D’une part, plusieurs contraintes pèsent aujourd’hui sur le secteur, comme l’assèchement de la liquidité, le flou institutionnel, la faiblesse de la qualité des actifs, ou les difficultés des entreprises publiques, et imposent un certain nombre de préalables pour réussir toute opération de concentration. D’autre part, les incitations économiques, motivant les regroupements bancaires, ne sont pas toujours au rendez-vous.

Ces dernières années, en dehors du secteur des NTIC (Nouvelles technologies de l’information et de la communication), quasiment aucun secteur n’a connu autant de mutations et de bouleversements que celui des banques au niveau mondial ; face à un environnement empreint d’incertitude et de volatilité, marqué par l’effritement des marges et la sophistication croissante de leur métier de base.

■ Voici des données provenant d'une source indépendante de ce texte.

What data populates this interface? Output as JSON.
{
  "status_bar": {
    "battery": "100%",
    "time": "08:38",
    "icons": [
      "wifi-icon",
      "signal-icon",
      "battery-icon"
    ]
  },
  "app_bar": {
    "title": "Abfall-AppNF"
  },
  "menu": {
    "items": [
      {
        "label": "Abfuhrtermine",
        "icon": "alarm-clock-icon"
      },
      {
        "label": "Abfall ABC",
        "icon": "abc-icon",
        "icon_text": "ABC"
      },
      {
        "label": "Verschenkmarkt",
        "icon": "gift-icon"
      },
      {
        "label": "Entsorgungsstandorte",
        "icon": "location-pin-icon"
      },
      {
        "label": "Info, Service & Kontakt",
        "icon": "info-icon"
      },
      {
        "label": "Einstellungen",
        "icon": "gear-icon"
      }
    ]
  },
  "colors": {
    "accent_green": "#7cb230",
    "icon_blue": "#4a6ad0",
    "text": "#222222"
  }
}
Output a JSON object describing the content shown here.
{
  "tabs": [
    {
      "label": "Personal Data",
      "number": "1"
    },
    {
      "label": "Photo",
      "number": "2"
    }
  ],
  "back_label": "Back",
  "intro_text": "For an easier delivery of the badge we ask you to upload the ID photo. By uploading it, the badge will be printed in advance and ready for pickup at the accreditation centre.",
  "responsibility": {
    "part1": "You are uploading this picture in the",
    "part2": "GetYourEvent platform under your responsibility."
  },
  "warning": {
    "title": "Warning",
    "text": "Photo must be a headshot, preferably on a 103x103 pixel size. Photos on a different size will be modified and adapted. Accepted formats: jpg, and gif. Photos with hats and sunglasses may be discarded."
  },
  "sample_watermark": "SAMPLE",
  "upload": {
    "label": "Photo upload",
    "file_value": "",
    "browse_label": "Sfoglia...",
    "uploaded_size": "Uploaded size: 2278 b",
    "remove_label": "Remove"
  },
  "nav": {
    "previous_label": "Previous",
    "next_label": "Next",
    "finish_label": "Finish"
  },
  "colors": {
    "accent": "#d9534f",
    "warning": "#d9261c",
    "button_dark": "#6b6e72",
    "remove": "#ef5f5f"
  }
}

Aujourd’hui, au vu de l’essoufflement de leur développement interne, les banques se lancent dans la course à la «taille critique». Car le temps que l’établissement du crédit développe son activité en admettant que la demande serait au rendez-vous et qu’il dispose de capacités de production nécessaires, il serait déjà distancé par la concurrence qui a opté pour  la croissance externe. Le secteur bancaire tunisien n’a pas été épargné par ces bouleversements. L’ouverture de l’espace bancaire tunisien à la concurrence internationale impose la restructuration et justifie une réflexion sur la concentration. Cette réflexion dépasse le cadre des banques publiques pour toucher l’ensemble du secteur bancaire. Les résultats du « full audit » des banques publiques seront certainement le détonateur qui déclenchera la dynamique de restructuration dans tout le secteur bancaire tunisien.

La fusion bancaire: une réponse adéquate pour un paysage bancaire tunisien atomisé et sous-capitalisé

Rappelons que la taille critique se définit comme un seuil au-delà duquel la banque pense pouvoir améliorer sa compétitivité par l’amélioration de la productivité. Quoi qu’on avance comme nuances à la notion de la taille critique, les dividendes de la concentration bancaire compensent aisément les limites soulignées par ses détracteurs (aléa moral et risque systémique), tant que la régulation du secteur ne fait pas défaut. Plusieurs arguments plaident en faveur de la recherche de la «taille critique» pour les banques tunisiennes.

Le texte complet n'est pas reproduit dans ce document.